Showing posts with label Miss Bala. Show all posts
Showing posts with label Miss Bala. Show all posts

Sunday, May 06, 2012

No Country for Young Women


Miss Bala (2011, directed by Gerardo Naranjo) was Mexico's submission for Best Foreign Language Film at the Oscars last year. It didn't make the short list, but there's no shame in that. It certainly deserved to be in the conversation. It's a harrowing movie. From my perspective, it's a movie that functions as a kind of distaff answer to Cormac McCarthy's border novels. McCarthy, famously, is uncomfortable writing about women. This movie places its heroine square in the center of a story that bears more than a passing resemblance to No Country for Old Men, minus the old men.
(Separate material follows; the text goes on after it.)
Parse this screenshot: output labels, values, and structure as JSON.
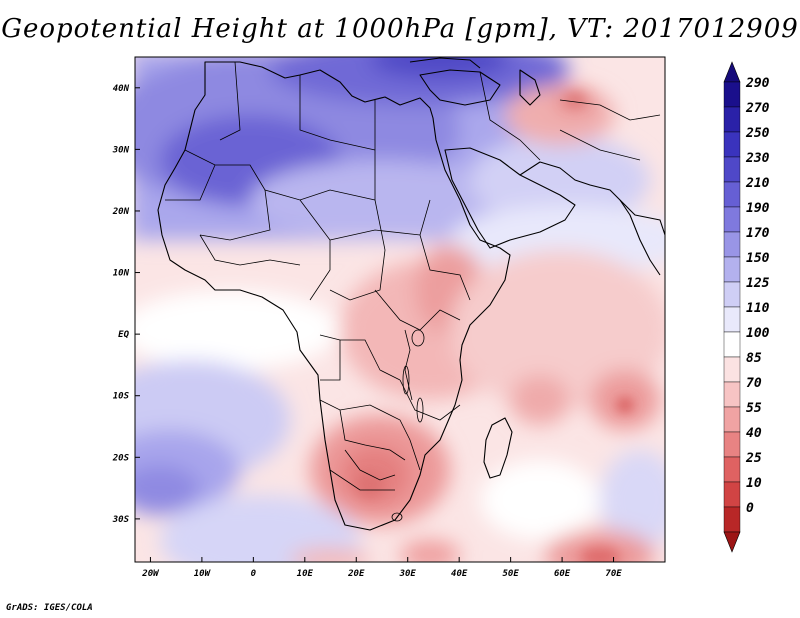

There's a withering gaze at the role of women in Mexican society too, and that has an echo in McCarthy as well, given that he once placed an idealized woman in the center of a Mexican patriarchy in All the Pretty Horses and used her as the crucible in which to test his hero. It certainly wasn't about her. Women are phantasms for McCarthy:

"The last time that he saw her before she returned to Mexico she was coming down out of the mountains riding very stately and erect out of a rainsquall building to the north and the dark clouds towering above her. She rode with her hat pulled down in the front and fastened under her chin with a drawtie and as she rode her black hair twisted and blew about her shoulders and the lightning fell silently through the black clouds behind her and she rode all seeming unaware down through the low hills while the first spits of rain blew on the wind and onto the upper pasturelands and past the pale and reedy lakes riding erect and stately until the rain caught her up and shrouded her figure away in that wild summer landscape: real horse, real rider, real land and sky and yet a dream withal. "


The heroine in Miss Bala suggests that this is so much bullshit. As well she should.